String Manipulation
This document was written by CS 290W TA David Corcoran and was last
modified
Perl is very well known for ease in manipulation of strings. What
might take other programming languages several lines of code can
generally be done in Perl in less than 2 lines.
- The dot operator (.)
- This allows you to concatenate two strings together into one string.
# Example using the Dot Operator
$sFirstName = "Jim ";
$sLastName = "Fields";
$sFullName = $sFirstName.$sLastName;
This will take the value of $sFirstName and concatenate the value of
$sLastName. Thus, this will give you the $sFullName "Jim Fields".
- The index function
- This allows you to find an occurence of one string within another and
return the position of that occurence.
# Example using the index() function
$sString = "CS290w Happens";
$sSubString = "Happens";
$iIndex = index($sString, $sSubString);
$sString contains the string that you are searching. The index()
function finds the position in the string where $sSubString begins.
In the above example, $iIndex will get the value 7 since "Happens"
starts at position seven in the string. If $sSubString cannot be
found in $sString, then index() returns -1.
- The substring function
- This allows you to copy part of a string from another by
specifying beginning position and (in one version) length of string.

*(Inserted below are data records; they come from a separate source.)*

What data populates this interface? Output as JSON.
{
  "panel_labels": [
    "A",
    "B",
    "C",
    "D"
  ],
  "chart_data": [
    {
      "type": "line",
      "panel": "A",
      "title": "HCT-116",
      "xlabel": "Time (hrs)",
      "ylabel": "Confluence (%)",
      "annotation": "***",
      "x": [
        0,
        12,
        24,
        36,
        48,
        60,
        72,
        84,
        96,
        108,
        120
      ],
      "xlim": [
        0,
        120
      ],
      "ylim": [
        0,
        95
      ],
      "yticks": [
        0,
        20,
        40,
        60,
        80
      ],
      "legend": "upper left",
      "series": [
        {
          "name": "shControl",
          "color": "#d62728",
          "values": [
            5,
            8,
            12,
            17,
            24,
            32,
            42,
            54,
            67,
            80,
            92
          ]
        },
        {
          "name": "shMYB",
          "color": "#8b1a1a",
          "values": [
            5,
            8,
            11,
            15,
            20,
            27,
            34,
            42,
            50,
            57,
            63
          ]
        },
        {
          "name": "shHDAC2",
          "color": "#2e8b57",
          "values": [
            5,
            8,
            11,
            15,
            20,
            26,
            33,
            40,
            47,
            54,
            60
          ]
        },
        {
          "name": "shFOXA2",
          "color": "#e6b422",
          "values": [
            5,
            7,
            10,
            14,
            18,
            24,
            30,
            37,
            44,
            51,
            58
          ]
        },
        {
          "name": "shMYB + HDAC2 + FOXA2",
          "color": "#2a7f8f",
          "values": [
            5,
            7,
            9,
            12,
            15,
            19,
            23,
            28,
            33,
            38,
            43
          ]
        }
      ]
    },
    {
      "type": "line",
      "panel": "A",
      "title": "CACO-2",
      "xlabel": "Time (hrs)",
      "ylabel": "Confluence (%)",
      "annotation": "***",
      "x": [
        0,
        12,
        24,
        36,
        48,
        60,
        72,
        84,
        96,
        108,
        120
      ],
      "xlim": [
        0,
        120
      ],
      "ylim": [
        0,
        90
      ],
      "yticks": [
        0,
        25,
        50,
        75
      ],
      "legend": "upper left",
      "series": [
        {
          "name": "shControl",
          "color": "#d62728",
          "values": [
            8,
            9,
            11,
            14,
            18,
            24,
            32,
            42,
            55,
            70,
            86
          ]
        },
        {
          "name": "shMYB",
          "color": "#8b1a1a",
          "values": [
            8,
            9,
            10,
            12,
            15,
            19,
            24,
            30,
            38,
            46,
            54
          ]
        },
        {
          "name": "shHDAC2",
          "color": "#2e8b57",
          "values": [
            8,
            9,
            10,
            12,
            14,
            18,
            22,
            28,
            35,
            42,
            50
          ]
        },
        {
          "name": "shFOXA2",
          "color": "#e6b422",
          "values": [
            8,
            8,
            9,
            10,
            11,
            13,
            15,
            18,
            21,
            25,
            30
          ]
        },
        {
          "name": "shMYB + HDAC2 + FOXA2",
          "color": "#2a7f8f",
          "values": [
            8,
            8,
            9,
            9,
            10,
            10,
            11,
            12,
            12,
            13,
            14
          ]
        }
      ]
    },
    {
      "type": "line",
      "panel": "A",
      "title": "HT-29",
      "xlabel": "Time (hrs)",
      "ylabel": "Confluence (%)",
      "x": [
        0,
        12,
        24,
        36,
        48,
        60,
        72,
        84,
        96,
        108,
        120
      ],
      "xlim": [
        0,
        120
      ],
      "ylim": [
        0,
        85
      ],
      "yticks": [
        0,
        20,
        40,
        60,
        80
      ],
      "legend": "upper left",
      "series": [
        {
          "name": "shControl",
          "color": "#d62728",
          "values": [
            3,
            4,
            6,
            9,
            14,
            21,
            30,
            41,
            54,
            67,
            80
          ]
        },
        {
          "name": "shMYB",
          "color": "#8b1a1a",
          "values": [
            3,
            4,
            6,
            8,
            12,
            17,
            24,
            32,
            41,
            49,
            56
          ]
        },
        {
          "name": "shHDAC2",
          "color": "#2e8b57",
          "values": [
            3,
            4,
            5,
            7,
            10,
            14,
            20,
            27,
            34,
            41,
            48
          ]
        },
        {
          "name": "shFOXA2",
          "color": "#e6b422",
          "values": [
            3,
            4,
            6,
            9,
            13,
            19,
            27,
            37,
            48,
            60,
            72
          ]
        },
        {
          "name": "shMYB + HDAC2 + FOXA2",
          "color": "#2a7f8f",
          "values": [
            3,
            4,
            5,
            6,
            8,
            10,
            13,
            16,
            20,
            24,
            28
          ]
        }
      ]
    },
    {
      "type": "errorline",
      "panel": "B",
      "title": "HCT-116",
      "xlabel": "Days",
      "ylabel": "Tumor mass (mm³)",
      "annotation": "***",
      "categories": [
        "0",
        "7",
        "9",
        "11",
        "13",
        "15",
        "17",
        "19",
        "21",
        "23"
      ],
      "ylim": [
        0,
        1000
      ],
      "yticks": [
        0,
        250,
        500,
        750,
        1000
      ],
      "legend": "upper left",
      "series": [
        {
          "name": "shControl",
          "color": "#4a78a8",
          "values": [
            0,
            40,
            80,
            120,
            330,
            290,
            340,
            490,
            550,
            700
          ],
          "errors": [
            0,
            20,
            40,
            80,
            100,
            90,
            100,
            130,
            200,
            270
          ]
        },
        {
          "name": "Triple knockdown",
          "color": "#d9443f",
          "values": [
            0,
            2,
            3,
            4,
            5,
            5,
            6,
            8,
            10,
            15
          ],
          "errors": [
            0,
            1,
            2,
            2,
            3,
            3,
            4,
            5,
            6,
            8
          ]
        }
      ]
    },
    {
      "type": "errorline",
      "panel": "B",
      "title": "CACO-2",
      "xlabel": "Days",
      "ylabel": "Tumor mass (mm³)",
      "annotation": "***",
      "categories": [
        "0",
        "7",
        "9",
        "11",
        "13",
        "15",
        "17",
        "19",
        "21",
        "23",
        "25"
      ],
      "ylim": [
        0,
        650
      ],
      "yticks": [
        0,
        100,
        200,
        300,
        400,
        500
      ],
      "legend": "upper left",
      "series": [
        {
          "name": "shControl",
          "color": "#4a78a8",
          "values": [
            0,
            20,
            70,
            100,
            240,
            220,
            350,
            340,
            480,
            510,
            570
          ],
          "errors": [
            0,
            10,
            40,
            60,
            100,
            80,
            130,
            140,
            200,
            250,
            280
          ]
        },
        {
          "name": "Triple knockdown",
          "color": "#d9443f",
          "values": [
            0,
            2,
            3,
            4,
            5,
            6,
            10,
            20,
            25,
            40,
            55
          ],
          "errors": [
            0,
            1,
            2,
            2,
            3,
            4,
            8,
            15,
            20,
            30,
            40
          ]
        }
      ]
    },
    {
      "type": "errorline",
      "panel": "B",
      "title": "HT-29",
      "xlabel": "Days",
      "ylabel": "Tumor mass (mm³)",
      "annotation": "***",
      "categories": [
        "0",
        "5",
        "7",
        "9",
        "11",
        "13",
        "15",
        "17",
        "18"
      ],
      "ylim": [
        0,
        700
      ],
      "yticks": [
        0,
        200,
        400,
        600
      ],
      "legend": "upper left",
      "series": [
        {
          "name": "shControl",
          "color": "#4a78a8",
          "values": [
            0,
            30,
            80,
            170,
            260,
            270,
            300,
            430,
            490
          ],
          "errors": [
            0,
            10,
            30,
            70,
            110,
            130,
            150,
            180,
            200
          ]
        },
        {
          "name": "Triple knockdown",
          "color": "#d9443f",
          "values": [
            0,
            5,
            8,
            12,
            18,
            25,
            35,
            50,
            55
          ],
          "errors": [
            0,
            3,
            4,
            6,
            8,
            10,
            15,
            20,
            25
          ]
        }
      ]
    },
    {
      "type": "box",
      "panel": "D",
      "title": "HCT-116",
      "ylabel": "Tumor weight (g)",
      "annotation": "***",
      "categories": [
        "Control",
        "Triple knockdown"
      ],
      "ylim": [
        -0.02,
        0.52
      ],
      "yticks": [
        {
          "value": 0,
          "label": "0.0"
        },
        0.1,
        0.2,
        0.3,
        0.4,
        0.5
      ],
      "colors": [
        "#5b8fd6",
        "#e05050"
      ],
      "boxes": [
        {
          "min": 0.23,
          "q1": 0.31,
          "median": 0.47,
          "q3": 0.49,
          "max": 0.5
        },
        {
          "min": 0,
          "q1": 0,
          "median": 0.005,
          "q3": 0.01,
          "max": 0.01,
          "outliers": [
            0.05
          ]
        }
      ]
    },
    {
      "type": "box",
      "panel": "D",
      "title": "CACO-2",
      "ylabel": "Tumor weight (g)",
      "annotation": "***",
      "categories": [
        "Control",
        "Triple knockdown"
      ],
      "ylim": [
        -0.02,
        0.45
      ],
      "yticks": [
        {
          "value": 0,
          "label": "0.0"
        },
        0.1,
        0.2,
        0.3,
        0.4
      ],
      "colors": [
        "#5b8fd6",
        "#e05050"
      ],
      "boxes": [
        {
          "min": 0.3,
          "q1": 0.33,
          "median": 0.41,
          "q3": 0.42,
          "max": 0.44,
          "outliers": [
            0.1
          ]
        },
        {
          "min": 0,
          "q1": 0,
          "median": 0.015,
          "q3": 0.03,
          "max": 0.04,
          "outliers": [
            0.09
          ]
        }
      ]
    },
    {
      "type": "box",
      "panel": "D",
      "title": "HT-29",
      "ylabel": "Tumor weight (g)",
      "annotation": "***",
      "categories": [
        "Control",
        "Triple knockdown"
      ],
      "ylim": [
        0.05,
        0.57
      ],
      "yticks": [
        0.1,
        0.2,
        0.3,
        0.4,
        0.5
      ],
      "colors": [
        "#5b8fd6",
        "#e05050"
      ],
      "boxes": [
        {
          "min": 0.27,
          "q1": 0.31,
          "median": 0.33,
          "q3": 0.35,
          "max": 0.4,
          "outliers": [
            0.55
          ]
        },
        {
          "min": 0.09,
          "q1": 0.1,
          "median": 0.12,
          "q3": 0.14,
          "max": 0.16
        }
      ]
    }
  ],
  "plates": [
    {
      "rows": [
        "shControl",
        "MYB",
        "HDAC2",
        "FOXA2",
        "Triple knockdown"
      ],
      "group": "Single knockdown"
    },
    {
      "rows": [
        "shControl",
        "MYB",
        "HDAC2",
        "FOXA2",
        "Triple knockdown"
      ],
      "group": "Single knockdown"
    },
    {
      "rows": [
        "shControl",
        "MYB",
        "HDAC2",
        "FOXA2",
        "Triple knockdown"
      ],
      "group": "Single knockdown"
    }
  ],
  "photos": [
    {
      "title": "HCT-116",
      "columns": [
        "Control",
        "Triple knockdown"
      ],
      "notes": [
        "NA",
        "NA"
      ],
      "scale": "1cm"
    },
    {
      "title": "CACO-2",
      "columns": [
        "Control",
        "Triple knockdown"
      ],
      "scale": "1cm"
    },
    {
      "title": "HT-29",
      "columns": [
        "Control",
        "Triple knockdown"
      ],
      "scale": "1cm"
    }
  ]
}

# Example using the substr() function
# $sSubString = substr($sString, $iStart);
$sOldString = "Kelly Corcoran";
$sNewString = substr($sOldString, 4);
$sNewString will contain the new value. It looks at string
$sOldString as an array of characters. It goes to the character at
position 4 which would be 'y' and then it grabs it and the rest of the
string. This new string is now: "y Corcoran" which will be placed in
$sNewString. $sOldString is not changed.
# Example using the substr() function
# $sSubString =
# substr($sString, $iStart, $iLength);
$sOldString = "Kelly Corcoran";
$sNewString = substr($sOldString, 1, 3);
$sNewString will contain the new value. It looks at string
$sOldString as an array of characters. It goes to the 1st index which
would be 'e' and then it grabs it and the next 2 characters following
it making the new string 3 characters long. This new string is now:
"ell" which will be placed in $sNewString. $sOldString is not changed.
Especially useful is when you combine both index() and substr() as in
the following example. Say we want to get only the second word of the
phrase "CS290W Happens". We could use the following code:
# Example using index() and substr()
$sString = "CS290W Happens";
$sSubString = " ";
$iIndex = index($sString, $sSubString);
$sNewString = substr($sString, $iIndex +1);
In this example we are attempting to obtain the second word of the
phrase "CS290W Happens". We do this by first finding the first
occurence of a space using the index function. This will contain the
position of that space ... which is put into the substr function as
the beginning. So, $sNewString will be "Happens".
- The length function
- This function returns the length in characters of the string.
# Example using the length() function
$sString = "JavaCard";
$iLength = length ($sString);
$iLength will contain the length of the string $sString which is 8
characters long.
- The split function
- This allows you to split up one string into multiple strings by
looking for occurrences of a character or characters within it. The
results are stored into an array.
# Examples using the split() function
$sSearchString = "cows,cattle,bovine creatures,moo";
@asSearchFor = split (/,/, $sSearchString);
# IP Address 163.185.20.182
$sIpAddress = "163.185.20.182";
@asClassAddresses = split (/\./, $sIpAddress);
Notice the backslash in the split function. What is this for? The
/.../ is a place where a regular expression can appear. (These will
be discussed in the next section Patterns
and Transliteration.) The backslash is necessary before the dot
to avoid having the dot interpreted as a special character in a
regular expression. A "." in a regular expression means match any
character!
What we are doing here is really useful. If you remember back from
CS190W, an IP Node Number is composed of its A.B.C.Node. The above
script allows you to distinguish between each by placing each A,B,C,
and Node into separate indices of array @asClassAddresses. So if
someone asked you "What class B network do you belong to?" You would
simply print out the value for $asClassAddress[1]. In the end you
have split the above string into 4 parts removing the dot between
them.
$asClassAddresses[0] = "163"
$asClassAddresses[1] = "185"
$asClassAddresses[2] = "20"
$asClassAddresses[3] = "182"
Don't worry though, we won't be covering class networks until the
Networking portion of this course :-)
- The join function
- This does the exact opposite of split(). Here you give an array of
scalars and a delimiting character. Join will glue it all together.
# Examples using the join() function
@asSearchFor = ("cows", "cattle", "bovine creatures", "moo");
$sSearchString = join ("->", @asSearchFor);
# $sSearchString = "cows->cattle->bovine creatures->moo"
@asIpAddress = ("163","185","20","182");
$sFullIpAddress = join (".", @asIpAddress);
Join will take the individual values "163", "185", "20", and "182" and
glue them together using a dot. Your final result stored in string
$sFullIpAddress will be "163.185.20.182".